Приподняв веки, я увидел, как его бьет дрожь, и подумал, что больше не выдержу. Чувство было такое, будто тебя начинает душить кошмар, но ты знаешь, что это только сон, и еще успеваешь шепнуть себе: «Держись!»
Я встряхнулся, наклонился вперед и тронул его колено. Оно дрожало, как пневматическая дрель, мелко и дробно. Смертный холод, озноб тела и духа. Я знал, что он сам себя боится.
— Что с тобой, Носарь?
— Зря я в ту шахту заглядывал, — сказал он и посмотрел на свою перевязанную руку.

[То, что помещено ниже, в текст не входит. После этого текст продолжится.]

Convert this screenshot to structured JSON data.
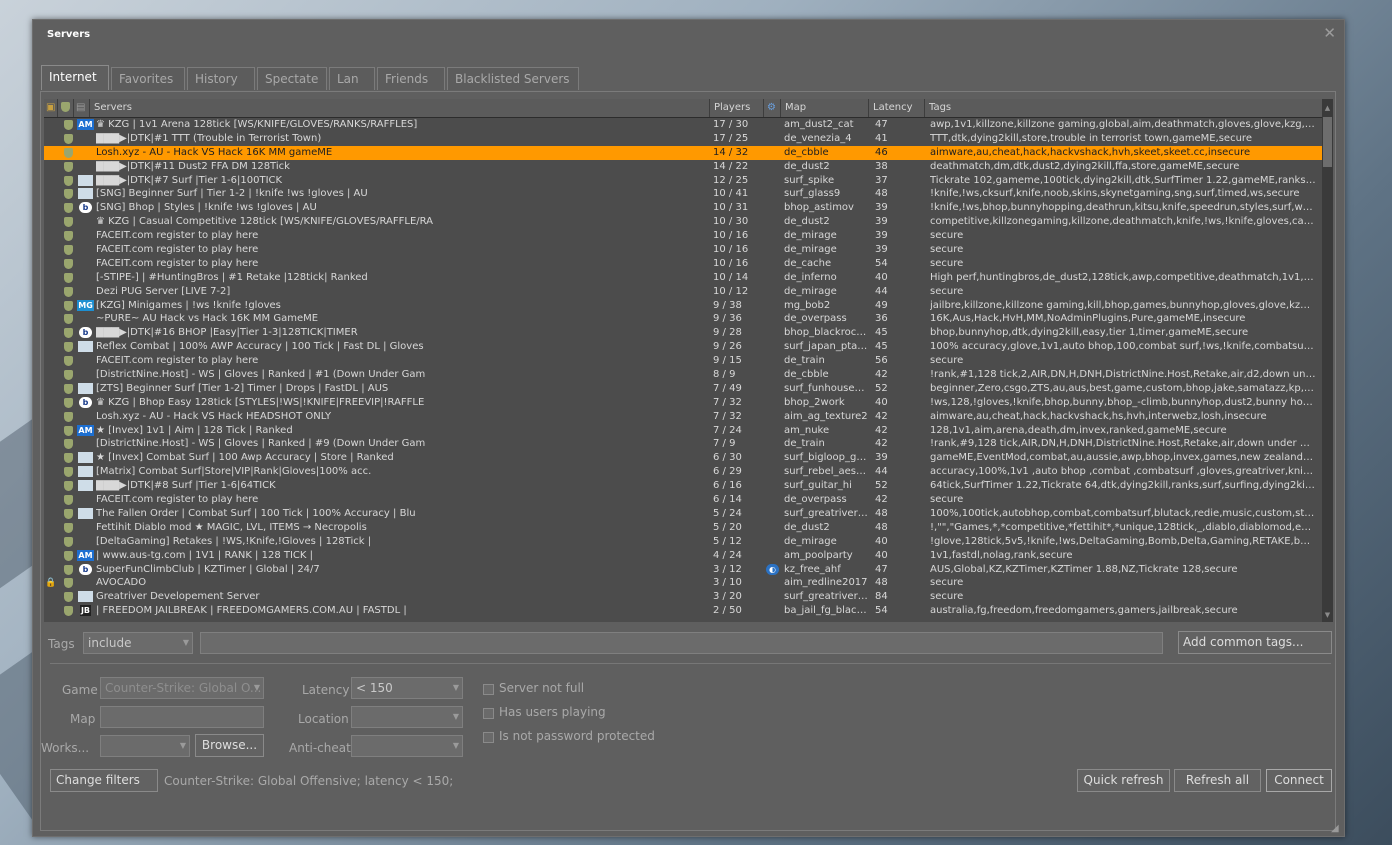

— Забудь про это, — сказал я и бросил ему спасательный конец. — Так что же та девчонка? Ты еще встречался с ней?
— Я там человека видел, он туда прыгнул, — пробормотал Носарь
— Хороши штучки, — сказал я и стал ворошить угли в камине. Мне нужно было дотронуться до чего-нибудь, убедиться, что я все тот же, живой, осязаемый Артур из плоти и крови, с бьющимся сердцем. Но волосы у меня стояли дыбом. — Это уж слишком, — сказал я, — ты совсем дошел, старик.
Он наклонился вперед, стиснув руки:
— Как думаешь, что это значило? К чему это?
— Ты все думал о часах, вот тебе и померещился Краб, — сказал я и вздрогнул.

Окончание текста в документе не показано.